How to interpret results:
The program prints the `VectorList` shape and the roundtripped array. If it
finishes without panicking, conversion preserved the data.

### `serde_flat_json`

What it is:
A serialization demonstration for core data structures.

What it does:
- creates a dense tensor;
- creates a sparse tensor;
- creates a `VectorList`;
- creates a periodic square lattice;
- prints each structure as pretty JSON.

How to run:

```bash
cargo run --example serde_flat_json
```

How to interpret results:
The output is intended for inspection.
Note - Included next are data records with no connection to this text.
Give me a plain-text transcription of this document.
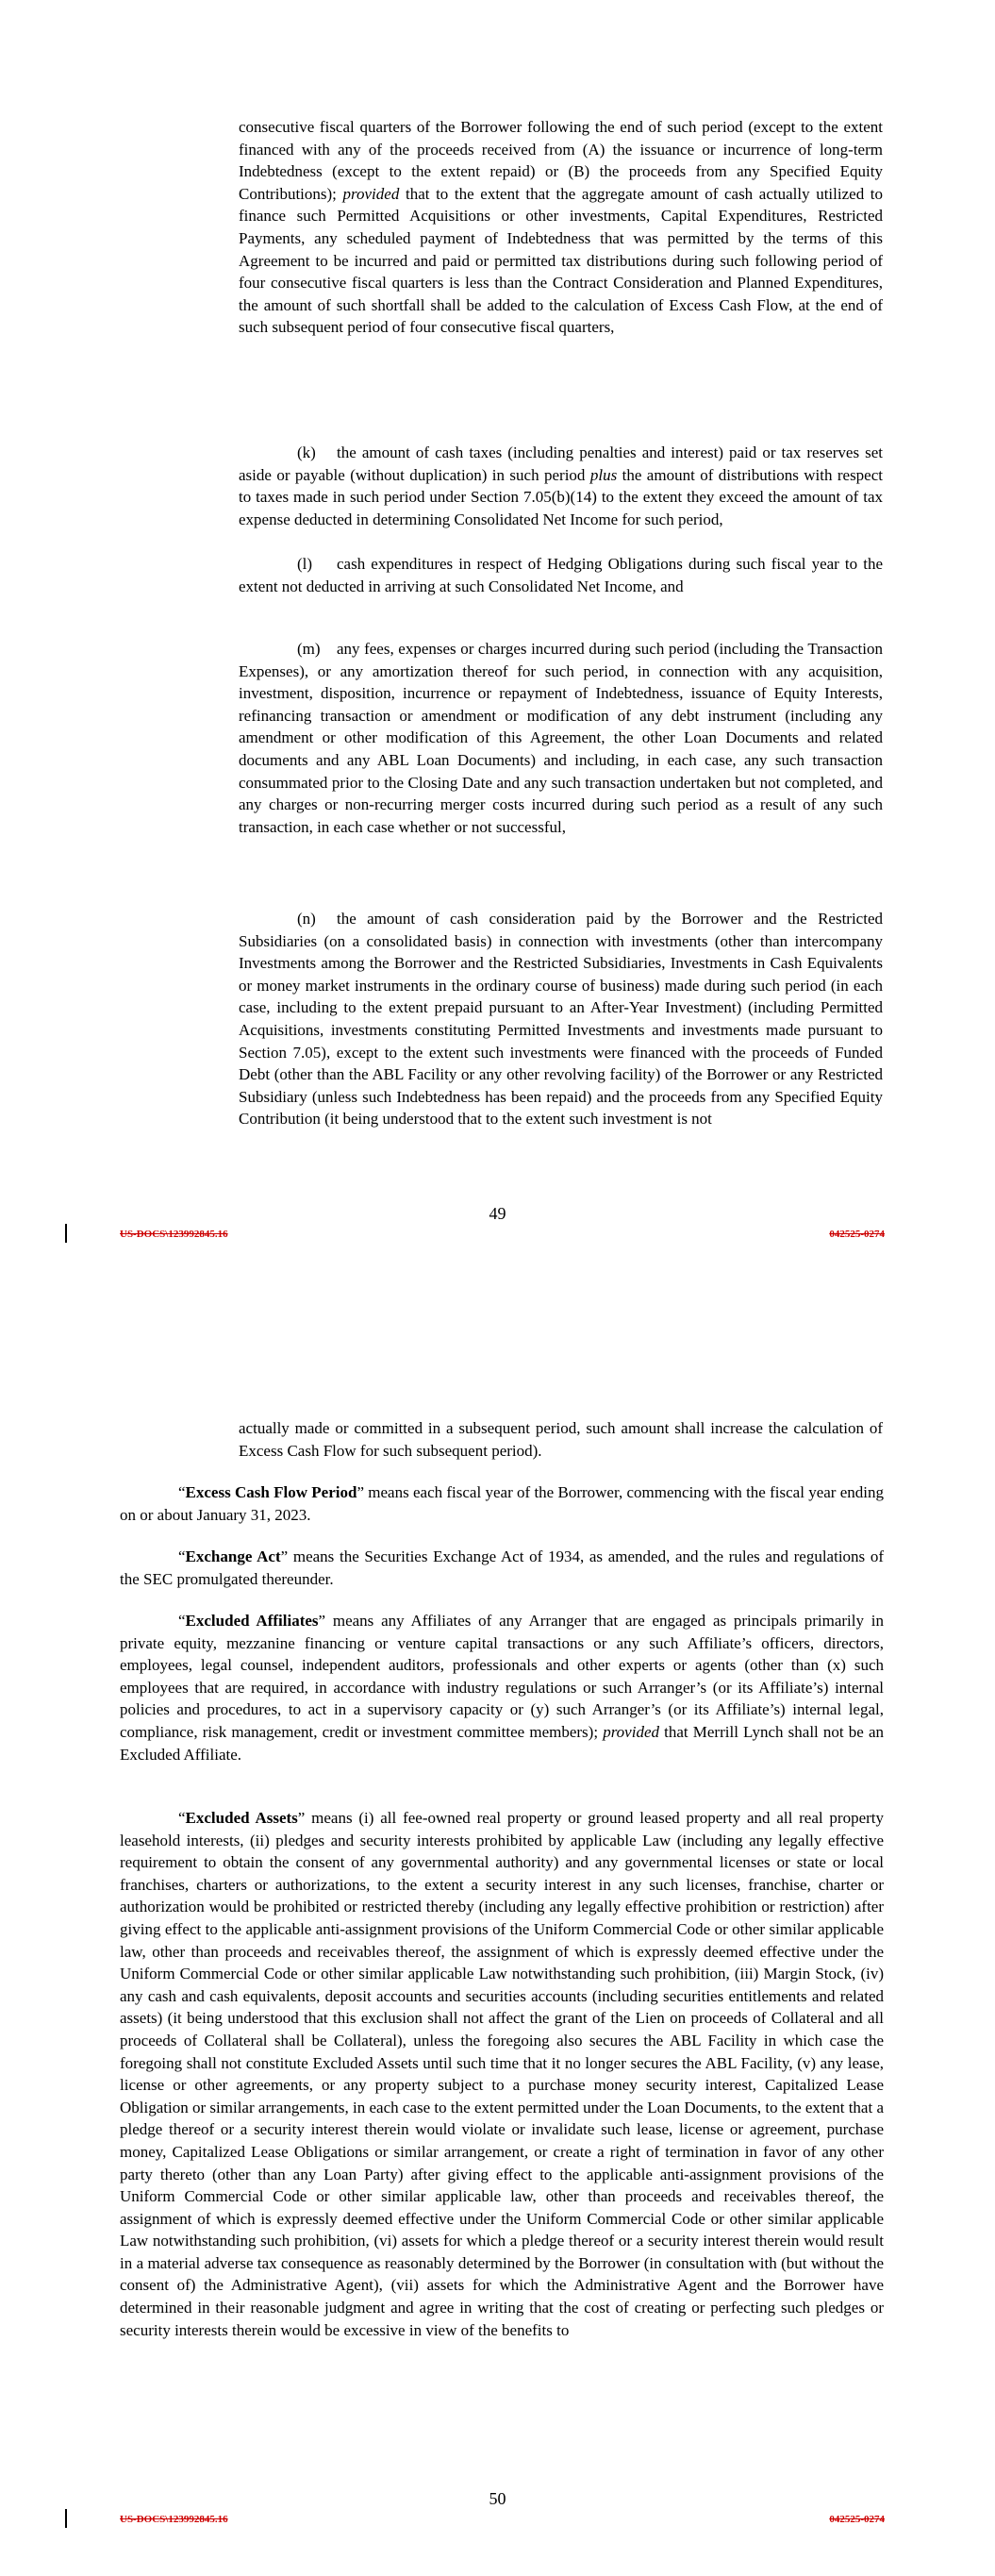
consecutive fiscal quarters of the Borrower following the end of such period (except to the extent financed with any of the proceeds received from (A) the issuance or incurrence of long-term Indebtedness (except to the extent repaid) or (B) the proceeds from any Specified Equity Contributions); provided that to the extent that the aggregate amount of cash actually utilized to finance such Permitted Acquisitions or other investments, Capital Expenditures, Restricted Payments, any scheduled payment of Indebtedness that was permitted by the terms of this Agreement to be incurred and paid or permitted tax distributions during such following period of four consecutive fiscal quarters is less than the Contract Consideration and Planned Expenditures, the amount of such shortfall shall be added to the calculation of Excess Cash Flow, at the end of such subsequent period of four consecutive fiscal quarters,

(k) the amount of cash taxes (including penalties and interest) paid or tax reserves set aside or payable (without duplication) in such period plus the amount of distributions with respect to taxes made in such period under Section 7.05(b)(14) to the extent they exceed the amount of tax expense deducted in determining Consolidated Net Income for such period,

(l) cash expenditures in respect of Hedging Obligations during such fiscal year to the extent not deducted in arriving at such Consolidated Net Income, and

(m) any fees, expenses or charges incurred during such period (including the Transaction Expenses), or any amortization thereof for such period, in connection with any acquisition, investment, disposition, incurrence or repayment of Indebtedness, issuance of Equity Interests, refinancing transaction or amendment or modification of any debt instrument (including any amendment or other modification of this Agreement, the other Loan Documents and related documents and any ABL Loan Documents) and including, in each case, any such transaction consummated prior to the Closing Date and any such transaction undertaken but not completed, and any charges or non-recurring merger costs incurred during such period as a result of any such transaction, in each case whether or not successful,

(n) the amount of cash consideration paid by the Borrower and the Restricted Subsidiaries (on a consolidated basis) in connection with investments (other than intercompany Investments among the Borrower and the Restricted Subsidiaries, Investments in Cash Equivalents or money market instruments in the ordinary course of business) made during such period (in each case, including to the extent prepaid pursuant to an After-Year Investment) (including Permitted Acquisitions, investments constituting Permitted Investments and investments made pursuant to Section 7.05), except to the extent such investments were financed with the proceeds of Funded Debt (other than the ABL Facility or any other revolving facility) of the Borrower or any Restricted Subsidiary (unless such Indebtedness has been repaid) and the proceeds from any Specified Equity Contribution (it being understood that to the extent such investment is not

49
US-DOCS\123992845.16	042525-0274

actually made or committed in a subsequent period, such amount shall increase the calculation of Excess Cash Flow for such subsequent period).

“Excess Cash Flow Period” means each fiscal year of the Borrower, commencing with the fiscal year ending on or about January 31, 2023.

“Exchange Act” means the Securities Exchange Act of 1934, as amended, and the rules and regulations of the SEC promulgated thereunder.

“Excluded Affiliates” means any Affiliates of any Arranger that are engaged as principals primarily in private equity, mezzanine financing or venture capital transactions or any such Affiliate’s officers, directors, employees, legal counsel, independent auditors, professionals and other experts or agents (other than (x) such employees that are required, in accordance with industry regulations or such Arranger’s (or its Affiliate’s) internal policies and procedures, to act in a supervisory capacity or (y) such Arranger’s (or its Affiliate’s) internal legal, compliance, risk management, credit or investment committee members); provided that Merrill Lynch shall not be an Excluded Affiliate.

“Excluded Assets” means (i) all fee-owned real property or ground leased property and all real property leasehold interests, (ii) pledges and security interests prohibited by applicable Law (including any legally effective requirement to obtain the consent of any governmental authority) and any governmental licenses or state or local franchises, charters or authorizations, to the extent a security interest in any such licenses, franchise, charter or authorization would be prohibited or restricted thereby (including any legally effective prohibition or restriction) after giving effect to the applicable anti-assignment provisions of the Uniform Commercial Code or other similar applicable law, other than proceeds and receivables thereof, the assignment of which is expressly deemed effective under the Uniform Commercial Code or other similar applicable Law notwithstanding such prohibition, (iii) Margin Stock, (iv) any cash and cash equivalents, deposit accounts and securities accounts (including securities entitlements and related assets) (it being understood that this exclusion shall not affect the grant of the Lien on proceeds of Collateral and all proceeds of Collateral shall be Collateral), unless the foregoing also secures the ABL Facility in which case the foregoing shall not constitute Excluded Assets until such time that it no longer secures the ABL Facility, (v) any lease, license or other agreements, or any property subject to a purchase money security interest, Capitalized Lease Obligation or similar arrangements, in each case to the extent permitted under the Loan Documents, to the extent that a pledge thereof or a security interest therein would violate or invalidate such lease, license or agreement, purchase money, Capitalized Lease Obligations or similar arrangement, or create a right of termination in favor of any other party thereto (other than any Loan Party) after giving effect to the applicable anti-assignment provisions of the Uniform Commercial Code or other similar applicable law, other than proceeds and receivables thereof, the assignment of which is expressly deemed effective under the Uniform Commercial Code or other similar applicable Law notwithstanding such prohibition, (vi) assets for which a pledge thereof or a security interest therein would result in a material adverse tax consequence as reasonably determined by the Borrower (in consultation with (but without the consent of) the Administrative Agent), (vii) assets for which the Administrative Agent and the Borrower have determined in their reasonable judgment and agree in writing that the cost of creating or perfecting such pledges or security interests therein would be excessive in view of the benefits to

50
US-DOCS\123992845.16	042525-0274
It shows the JSON shape used by PiP data
structures and is useful when checking persistence, interchange, or debugging
serialized state.

## Practical Notes

- Use small arguments first to confirm correctness, then scale up in release
  mode.
- Benchmarks include setup time because model construction is part of practical
  usage.
- `Speedup` columns are always baseline divided by PiP. Values above `1.0x`
  favor PiP; values below `1.0x` favor the baseline.
- Validation checks compare model results, not performance. A benchmark with
  failed validation should be treated as incorrect regardless of timing.